As she always does when she’s at rock bottom with Josh, Rebecca tries to turn to Greg, her favorite last resort — and since he’s in Atlanta, she settles for his favorite “studying” bar. The show even cruelly teases Rebecca by having Greg call her, only to have it turn out to be a butt dial. (Not going to lie, I was nearly as crushed by the dashed hope of Greg’s return as Rebecca was.) Still, Rebecca does eventually find a surrogate Greg at the bar: Greg’s dad, Marco. And after Marco reveals that his son is madly in love with someone else, Rebecca, desperate for any affection she can get, decides to sleep with him. It’s a horrifying moment, a real low for a character who’s never been short on real lows.
That leads into “The End of the Movie,” a surprisingly moving song delivered in a cameo by Josh Groban (who has unexpectedly strong comic chops). Crazy Ex-Girlfriend has long played with the tension between being a piece of pop culture and Rebecca seeing her life as a piece of pop culture, and this song makes that subtext text. “Life is a gradual series of revelations / That occur over a period of time / It’s not some carefully crafted story / It’s a mess and we’re all gonna die” is probably the closest we’ll ever get to a thesis statement from this show, and it’s a brutal one.
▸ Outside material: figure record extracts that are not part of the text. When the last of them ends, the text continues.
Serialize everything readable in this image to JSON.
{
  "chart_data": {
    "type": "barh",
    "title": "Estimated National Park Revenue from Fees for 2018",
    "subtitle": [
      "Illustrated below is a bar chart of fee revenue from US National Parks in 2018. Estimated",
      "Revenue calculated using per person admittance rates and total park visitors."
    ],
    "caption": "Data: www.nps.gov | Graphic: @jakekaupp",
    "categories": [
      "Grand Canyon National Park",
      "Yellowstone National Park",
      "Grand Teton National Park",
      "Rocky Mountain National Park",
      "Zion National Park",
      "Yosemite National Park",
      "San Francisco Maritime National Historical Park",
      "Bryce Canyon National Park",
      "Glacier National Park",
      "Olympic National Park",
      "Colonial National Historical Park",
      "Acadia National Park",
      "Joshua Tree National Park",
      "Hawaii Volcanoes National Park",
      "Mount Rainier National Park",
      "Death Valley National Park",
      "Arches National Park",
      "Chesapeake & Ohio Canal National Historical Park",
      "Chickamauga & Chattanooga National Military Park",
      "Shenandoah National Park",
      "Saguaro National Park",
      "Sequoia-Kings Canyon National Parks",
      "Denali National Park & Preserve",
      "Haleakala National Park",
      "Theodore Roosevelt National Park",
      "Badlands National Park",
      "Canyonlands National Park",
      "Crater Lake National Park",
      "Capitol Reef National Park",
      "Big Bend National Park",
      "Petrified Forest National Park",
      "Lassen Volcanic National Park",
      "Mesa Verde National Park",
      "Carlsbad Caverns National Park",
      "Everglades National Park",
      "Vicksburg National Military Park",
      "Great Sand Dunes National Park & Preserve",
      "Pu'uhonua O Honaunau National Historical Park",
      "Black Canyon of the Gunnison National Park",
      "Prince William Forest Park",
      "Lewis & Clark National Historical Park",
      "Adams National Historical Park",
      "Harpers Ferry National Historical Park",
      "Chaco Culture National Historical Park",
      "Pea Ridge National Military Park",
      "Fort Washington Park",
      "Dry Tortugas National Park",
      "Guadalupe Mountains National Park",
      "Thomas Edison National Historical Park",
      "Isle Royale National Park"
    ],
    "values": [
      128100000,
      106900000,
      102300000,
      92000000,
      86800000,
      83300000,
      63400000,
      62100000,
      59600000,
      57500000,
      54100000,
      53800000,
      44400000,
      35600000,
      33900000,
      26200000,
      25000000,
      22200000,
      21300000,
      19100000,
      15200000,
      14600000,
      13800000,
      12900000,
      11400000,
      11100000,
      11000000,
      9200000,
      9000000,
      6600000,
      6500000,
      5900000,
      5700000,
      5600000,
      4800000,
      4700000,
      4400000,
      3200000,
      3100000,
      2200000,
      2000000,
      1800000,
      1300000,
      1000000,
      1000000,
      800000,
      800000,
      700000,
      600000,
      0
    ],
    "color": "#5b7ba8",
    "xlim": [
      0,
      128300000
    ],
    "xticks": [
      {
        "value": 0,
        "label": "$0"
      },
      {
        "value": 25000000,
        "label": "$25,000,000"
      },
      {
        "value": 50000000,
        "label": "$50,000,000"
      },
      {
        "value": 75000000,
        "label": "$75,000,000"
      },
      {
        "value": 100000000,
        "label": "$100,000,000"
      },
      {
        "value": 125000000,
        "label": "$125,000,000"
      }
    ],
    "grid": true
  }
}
Who hasn’t seen themselves as the star of the show at some point, even while recognizing that the movie of their life would make someone say, “What the hell was that movie about?”
The irony is that Rebecca, who changed the lives of her West Covina friends by bringing her weird and wild self to town, has once again sparked movie-like changes with her brutal honesty. Paula comes clean about her indiscretions on Rebecca’s behalf and tries to renew her commitment to her family; Heather is aware that she needs to get her life together (though she’d rather hook up with silky-armed Hector before she gets started on that); and Darryl finally learns the truth that White Josh doesn’t want a baby, which might spell the end of their relationship.
The simultaneous push from and pull toward “living in a movie” tropes raises the question of whether or not this theme is now officially behind us. Does Rebecca truly understand that she needs to stop living in pop-culture tropes? She may be heading home to Naomi in Scarsdale, but Crazy Ex-Girlfriend is close enough to a movie, so we know that she’ll eventually come back to West Covina. If Rebecca isn’t trying to live out the stories she’s learned from pop culture, who is she? And what is this show?
• There are so many great callbacks to old jokes in this episode, including the return of Joshy Bear (getting stabbed) and boba (getting filled with poison) in the fake Swimchan credits. Also, it’s a blink-and-you’ll-miss-it moment, but when Josh finally cuts Rebecca out of his life, the butter sign returns to say, “Butter can’t save you now!”
• It’s good to see Alex again, even if he’s suspending Josh for Rebecca’s planted remote theft. “Corporate is uptight. They don’t like stealing, it’s weird. Sorry, bro.”
• Rebecca not-so-subtly quizzing Marco for the first and last name (and middle name, “just in case it’s common”) of Greg’s new girlfriend might be the single most relatable moment this show has ever served up.
• Brendan may be slipping into criminality, but at least his brother has a Prison Break–style blueprint tattoo planned.
• The return of inspiring homeless teen turned state senator Susie Reynolds! (She drank too much Sambuca and passed out in someone’s yard.)